Detailed differences in public concern about allergic rhinitis before and after the COVID-19 pandemic

We carefully comparing Internet searches for the four themes of allergic rhinitis before and after the COVID-19 pandemic, the initial increase in searches of “symptoms/complications” may have been due to some overlap between early symptoms of the COVID-19 infection and respiratory symptoms in patients with allergic rhinitis [39]. Therefore, people may utilize Internet searches for rhinitis symptoms to make a preliminary differential diagnosis of the two conditions. It was also worth noting that, the search volume of the theme “symptoms/complications” had another rapid growth peak after May 2021, which was exactly when the State Council accelerated the promotion of COVID-19 vaccination nationwide. At the same time, the CDC of China released the COVID-19 Vaccination Adverse Reaction Surveillance Report. Therefore, increasing internet searches of “symptoms/complications” of allergic rhinitis may also be driven by those potential adverse reactions that people experienced or were concerned about after the COVID-19 vaccination [40], including allergic rhinitis and other allergies.

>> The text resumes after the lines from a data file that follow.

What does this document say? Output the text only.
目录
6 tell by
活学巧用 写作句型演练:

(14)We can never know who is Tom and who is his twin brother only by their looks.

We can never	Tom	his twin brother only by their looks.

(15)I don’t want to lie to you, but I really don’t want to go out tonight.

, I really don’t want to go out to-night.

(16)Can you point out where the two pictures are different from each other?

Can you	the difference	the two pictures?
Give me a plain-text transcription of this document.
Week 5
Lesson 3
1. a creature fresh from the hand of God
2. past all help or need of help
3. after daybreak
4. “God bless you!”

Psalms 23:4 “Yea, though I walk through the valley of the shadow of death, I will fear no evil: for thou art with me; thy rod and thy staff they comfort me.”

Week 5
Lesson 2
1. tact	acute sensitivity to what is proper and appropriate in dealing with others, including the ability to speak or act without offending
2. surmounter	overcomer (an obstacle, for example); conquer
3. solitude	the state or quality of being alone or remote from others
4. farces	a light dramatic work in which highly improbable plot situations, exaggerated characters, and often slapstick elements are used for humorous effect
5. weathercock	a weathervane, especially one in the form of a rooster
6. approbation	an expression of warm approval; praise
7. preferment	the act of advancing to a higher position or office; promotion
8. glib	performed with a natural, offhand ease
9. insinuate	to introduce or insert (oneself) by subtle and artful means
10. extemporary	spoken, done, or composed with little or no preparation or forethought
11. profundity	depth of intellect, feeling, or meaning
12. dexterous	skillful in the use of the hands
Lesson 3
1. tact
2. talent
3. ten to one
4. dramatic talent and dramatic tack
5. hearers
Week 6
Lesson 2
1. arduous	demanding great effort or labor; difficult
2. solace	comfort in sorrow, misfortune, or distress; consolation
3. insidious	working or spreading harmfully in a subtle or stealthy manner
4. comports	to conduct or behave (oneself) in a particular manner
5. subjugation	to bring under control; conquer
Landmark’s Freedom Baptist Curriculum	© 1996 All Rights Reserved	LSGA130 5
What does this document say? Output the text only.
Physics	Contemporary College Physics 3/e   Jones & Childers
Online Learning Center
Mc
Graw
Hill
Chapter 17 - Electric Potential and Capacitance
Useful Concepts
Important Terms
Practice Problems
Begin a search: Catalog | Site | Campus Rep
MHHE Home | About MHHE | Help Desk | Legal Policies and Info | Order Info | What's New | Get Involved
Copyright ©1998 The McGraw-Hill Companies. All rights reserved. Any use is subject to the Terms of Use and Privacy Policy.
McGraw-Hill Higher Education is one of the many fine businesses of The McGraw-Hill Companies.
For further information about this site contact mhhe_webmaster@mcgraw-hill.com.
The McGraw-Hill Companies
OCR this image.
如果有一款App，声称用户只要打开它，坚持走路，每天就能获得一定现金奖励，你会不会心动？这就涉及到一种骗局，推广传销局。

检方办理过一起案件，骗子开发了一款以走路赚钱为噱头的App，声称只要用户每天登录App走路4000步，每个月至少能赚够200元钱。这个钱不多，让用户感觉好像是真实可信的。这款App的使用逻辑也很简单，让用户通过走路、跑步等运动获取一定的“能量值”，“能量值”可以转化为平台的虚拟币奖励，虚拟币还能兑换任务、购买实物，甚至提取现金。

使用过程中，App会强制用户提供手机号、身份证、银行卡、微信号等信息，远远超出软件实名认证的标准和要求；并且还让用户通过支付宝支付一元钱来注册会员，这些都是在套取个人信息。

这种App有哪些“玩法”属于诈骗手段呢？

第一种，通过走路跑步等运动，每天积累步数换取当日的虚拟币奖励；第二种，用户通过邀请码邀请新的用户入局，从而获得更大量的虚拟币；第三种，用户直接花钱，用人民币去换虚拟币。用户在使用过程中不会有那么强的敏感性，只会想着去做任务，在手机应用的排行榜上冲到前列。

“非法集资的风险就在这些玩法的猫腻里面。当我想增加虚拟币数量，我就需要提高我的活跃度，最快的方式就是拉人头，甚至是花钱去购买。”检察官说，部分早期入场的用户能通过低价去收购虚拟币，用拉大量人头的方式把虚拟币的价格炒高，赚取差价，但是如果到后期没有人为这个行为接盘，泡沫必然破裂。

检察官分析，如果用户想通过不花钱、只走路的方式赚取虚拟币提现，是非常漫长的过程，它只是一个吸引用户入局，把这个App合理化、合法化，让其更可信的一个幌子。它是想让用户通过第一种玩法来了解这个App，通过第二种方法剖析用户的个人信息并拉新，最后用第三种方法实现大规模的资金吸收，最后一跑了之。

On the other hand, for “disease”, “etiology” and “disease treatment/management” themes, the implementation of the quarantine policy has restricted people’s outdoor activities and reduced their opportunities for strenuous exercise, which may subsequently reduce the incidence of allergic rhinitis triggered by excessive physical activity [41], leading to decreased search interest of allergic rhinitis and its treatment after the COVID-19 outbreak. Moreover, our results showed that pollen-related keywords “hay fever” and “pollen allergy” dropped significantly after the COVID-19 outbreak. One explanation is that in order to prevent the spread of the COVID-19 virus, people consciously maintained social distance and wore masks in public places [10, 37, 38, 42], and these measures have blocked airborne pollen, allergen exposure and cold air irritation to a certain extent, therefore effectively avoiding the onset of the disease in patients with allergic rhinitis.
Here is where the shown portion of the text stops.